Phish Net also relies on a blacklist of known phishing sites that is updated regularly. If you visit one of the blacklisted sites, the software warns you via a pop-up alert. The program also features a feedback option so you can easily report a suspicious site.

Webroot representatives emphasise that all your personal data and any information that Phish Net collects never leaves your own hard drive. Phish Net software is compatible with Microsoft Internet Explorer 5.5 and later versions.

On September 13, GeoTrust announced a free antiphishing toolbar called TrustWatch that works with IE 5.x and later releases.
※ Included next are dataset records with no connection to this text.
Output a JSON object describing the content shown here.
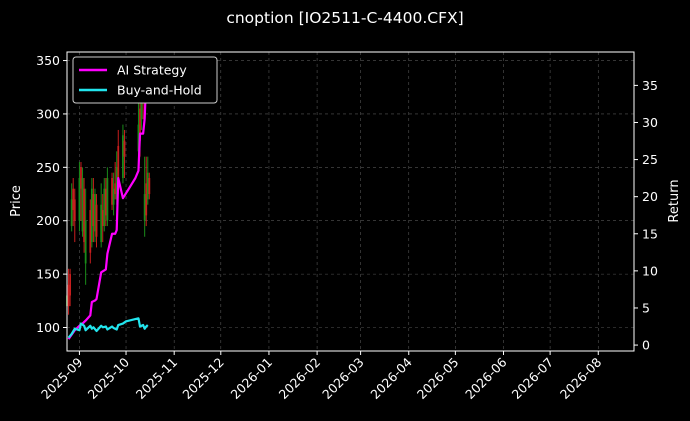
{
  "chart_data": {
    "type": "line",
    "title": "cnoption [IO2511-C-4400.CFX]",
    "xlabel": "",
    "ylabel_left": "Price",
    "ylabel_right": "Return",
    "xlim": [
      "2025-08-24",
      "2026-08-24"
    ],
    "ylim_left": [
      78,
      358
    ],
    "ylim_right": [
      -0.8,
      39.5
    ],
    "x_ticks": [
      "2025-09",
      "2025-10",
      "2025-11",
      "2025-12",
      "2026-01",
      "2026-02",
      "2026-03",
      "2026-04",
      "2026-05",
      "2026-06",
      "2026-07",
      "2026-08"
    ],
    "y_ticks_left": [
      100,
      150,
      200,
      250,
      300,
      350
    ],
    "y_ticks_right": [
      0,
      5,
      10,
      15,
      20,
      25,
      30,
      35
    ],
    "grid": true,
    "legend_position": "top-left",
    "colors": {
      "background": "#000000",
      "grid": "#555555",
      "ai_strategy": "#ff00ff",
      "buy_and_hold": "#22e5ee",
      "candle_up": "#1a8c1a",
      "candle_down": "#c81e1e"
    },
    "series": [
      {
        "name": "AI Strategy",
        "axis": "right",
        "points": [
          [
            "2025-08-25",
            0.8
          ],
          [
            "2025-08-27",
            1.4
          ],
          [
            "2025-08-29",
            2.0
          ],
          [
            "2025-09-01",
            2.6
          ],
          [
            "2025-09-03",
            2.9
          ],
          [
            "2025-09-05",
            3.3
          ],
          [
            "2025-09-08",
            4.0
          ],
          [
            "2025-09-09",
            5.8
          ],
          [
            "2025-09-11",
            6.0
          ],
          [
            "2025-09-12",
            6.2
          ],
          [
            "2025-09-15",
            9.8
          ],
          [
            "2025-09-18",
            10.2
          ],
          [
            "2025-09-19",
            12.3
          ],
          [
            "2025-09-22",
            15.0
          ],
          [
            "2025-09-24",
            15.0
          ],
          [
            "2025-09-25",
            15.5
          ],
          [
            "2025-09-26",
            22.5
          ],
          [
            "2025-09-29",
            19.8
          ],
          [
            "2025-10-02",
            20.8
          ],
          [
            "2025-10-07",
            22.5
          ],
          [
            "2025-10-09",
            23.5
          ],
          [
            "2025-10-10",
            28.5
          ],
          [
            "2025-10-12",
            28.5
          ],
          [
            "2025-10-13",
            30.5
          ],
          [
            "2025-10-14",
            36.0
          ],
          [
            "2025-10-15",
            38.0
          ]
        ]
      },
      {
        "name": "Buy-and-Hold",
        "axis": "right",
        "points": [
          [
            "2025-08-25",
            1.0
          ],
          [
            "2025-08-27",
            1.5
          ],
          [
            "2025-08-29",
            2.2
          ],
          [
            "2025-09-01",
            2.0
          ],
          [
            "2025-09-02",
            2.9
          ],
          [
            "2025-09-04",
            2.6
          ],
          [
            "2025-09-05",
            2.0
          ],
          [
            "2025-09-08",
            2.6
          ],
          [
            "2025-09-09",
            2.2
          ],
          [
            "2025-09-10",
            2.4
          ],
          [
            "2025-09-12",
            1.9
          ],
          [
            "2025-09-15",
            2.6
          ],
          [
            "2025-09-16",
            2.4
          ],
          [
            "2025-09-18",
            2.5
          ],
          [
            "2025-09-19",
            2.1
          ],
          [
            "2025-09-22",
            2.5
          ],
          [
            "2025-09-23",
            2.3
          ],
          [
            "2025-09-25",
            2.1
          ],
          [
            "2025-09-26",
            2.7
          ],
          [
            "2025-09-29",
            2.9
          ],
          [
            "2025-10-01",
            3.2
          ],
          [
            "2025-10-07",
            3.5
          ],
          [
            "2025-10-09",
            3.6
          ],
          [
            "2025-10-10",
            2.5
          ],
          [
            "2025-10-12",
            2.7
          ],
          [
            "2025-10-13",
            2.2
          ],
          [
            "2025-10-14",
            2.5
          ],
          [
            "2025-10-15",
            2.7
          ]
        ]
      }
    ],
    "candles": [
      {
        "date": "2025-08-24",
        "open": 120,
        "close": 130,
        "high": 138,
        "low": 110
      },
      {
        "date": "2025-08-25",
        "open": 140,
        "close": 120,
        "high": 155,
        "low": 112
      },
      {
        "date": "2025-08-26",
        "open": 150,
        "close": 130,
        "high": 155,
        "low": 120
      },
      {
        "date": "2025-08-27",
        "open": 195,
        "close": 220,
        "high": 235,
        "low": 190
      },
      {
        "date": "2025-08-28",
        "open": 230,
        "close": 210,
        "high": 240,
        "low": 195
      },
      {
        "date": "2025-08-29",
        "open": 220,
        "close": 200,
        "high": 230,
        "low": 180
      },
      {
        "date": "2025-09-01",
        "open": 200,
        "close": 240,
        "high": 255,
        "low": 190
      },
      {
        "date": "2025-09-02",
        "open": 250,
        "close": 230,
        "high": 255,
        "low": 200
      },
      {
        "date": "2025-09-03",
        "open": 190,
        "close": 240,
        "high": 250,
        "low": 185
      },
      {
        "date": "2025-09-04",
        "open": 230,
        "close": 180,
        "high": 240,
        "low": 170
      },
      {
        "date": "2025-09-05",
        "open": 160,
        "close": 200,
        "high": 230,
        "low": 140
      },
      {
        "date": "2025-09-08",
        "open": 210,
        "close": 170,
        "high": 220,
        "low": 160
      },
      {
        "date": "2025-09-09",
        "open": 180,
        "close": 230,
        "high": 240,
        "low": 175
      },
      {
        "date": "2025-09-10",
        "open": 225,
        "close": 195,
        "high": 240,
        "low": 180
      },
      {
        "date": "2025-09-11",
        "open": 190,
        "close": 225,
        "high": 230,
        "low": 180
      },
      {
        "date": "2025-09-12",
        "open": 215,
        "close": 185,
        "high": 225,
        "low": 175
      },
      {
        "date": "2025-09-15",
        "open": 180,
        "close": 215,
        "high": 235,
        "low": 175
      },
      {
        "date": "2025-09-16",
        "open": 210,
        "close": 195,
        "high": 225,
        "low": 180
      },
      {
        "date": "2025-09-17",
        "open": 195,
        "close": 230,
        "high": 240,
        "low": 190
      },
      {
        "date": "2025-09-18",
        "open": 230,
        "close": 205,
        "high": 240,
        "low": 195
      },
      {
        "date": "2025-09-19",
        "open": 200,
        "close": 240,
        "high": 250,
        "low": 195
      },
      {
        "date": "2025-09-22",
        "open": 240,
        "close": 215,
        "high": 245,
        "low": 210
      },
      {
        "date": "2025-09-23",
        "open": 215,
        "close": 230,
        "high": 245,
        "low": 205
      },
      {
        "date": "2025-09-24",
        "open": 235,
        "close": 225,
        "high": 255,
        "low": 220
      },
      {
        "date": "2025-09-25",
        "open": 220,
        "close": 250,
        "high": 265,
        "low": 215
      },
      {
        "date": "2025-09-26",
        "open": 270,
        "close": 240,
        "high": 285,
        "low": 225
      },
      {
        "date": "2025-09-29",
        "open": 240,
        "close": 280,
        "high": 290,
        "low": 235
      },
      {
        "date": "2025-09-30",
        "open": 275,
        "close": 260,
        "high": 285,
        "low": 240
      },
      {
        "date": "2025-10-09",
        "open": 265,
        "close": 290,
        "high": 310,
        "low": 255
      },
      {
        "date": "2025-10-10",
        "open": 305,
        "close": 275,
        "high": 330,
        "low": 260
      },
      {
        "date": "2025-10-11",
        "open": 295,
        "close": 335,
        "high": 340,
        "low": 285
      },
      {
        "date": "2025-10-12",
        "open": 330,
        "close": 310,
        "high": 345,
        "low": 295
      },
      {
        "date": "2025-10-13",
        "open": 200,
        "close": 225,
        "high": 260,
        "low": 185
      },
      {
        "date": "2025-10-14",
        "open": 235,
        "close": 205,
        "high": 260,
        "low": 195
      },
      {
        "date": "2025-10-15",
        "open": 220,
        "close": 245,
        "high": 260,
        "low": 215
      },
      {
        "date": "2025-10-16",
        "open": 240,
        "close": 225,
        "high": 245,
        "low": 220
      }
    ]
  }
}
TrustWatch monitors all the websites you visit. It rates the sites and displays a green, yellow, or red graphic of a light on its toolbar, connoting the safety level. Green means the site you're visiting is verified as safe. Yellow means the site is unknown to TrustWatch, and it urges you to use caution when providing information. If a red light appears, the site is on a TrustWatch blacklist of phisher sites.

TrustWatch grants sites a green light after verifying whether the site uses Secure Sockets Layer technology. SSL is an Internet protocol used for sharing sensitive information between a user and a website. TrustWatch checks whether the SSL certificate is signed by a reputable SSL authority, GeoTrust itself among them.

A yellow light appears when a site lacks a valid SSL certificate or if the site contains key phishing attributes. For example, a site might generate a yellow light if its page prominently displays words like EBay and contains phrases like credit card.

Both TrustWatch and Phish Net use antiphishing technologies that differ from those used by the earlier CoreStreet and EarthLink tools.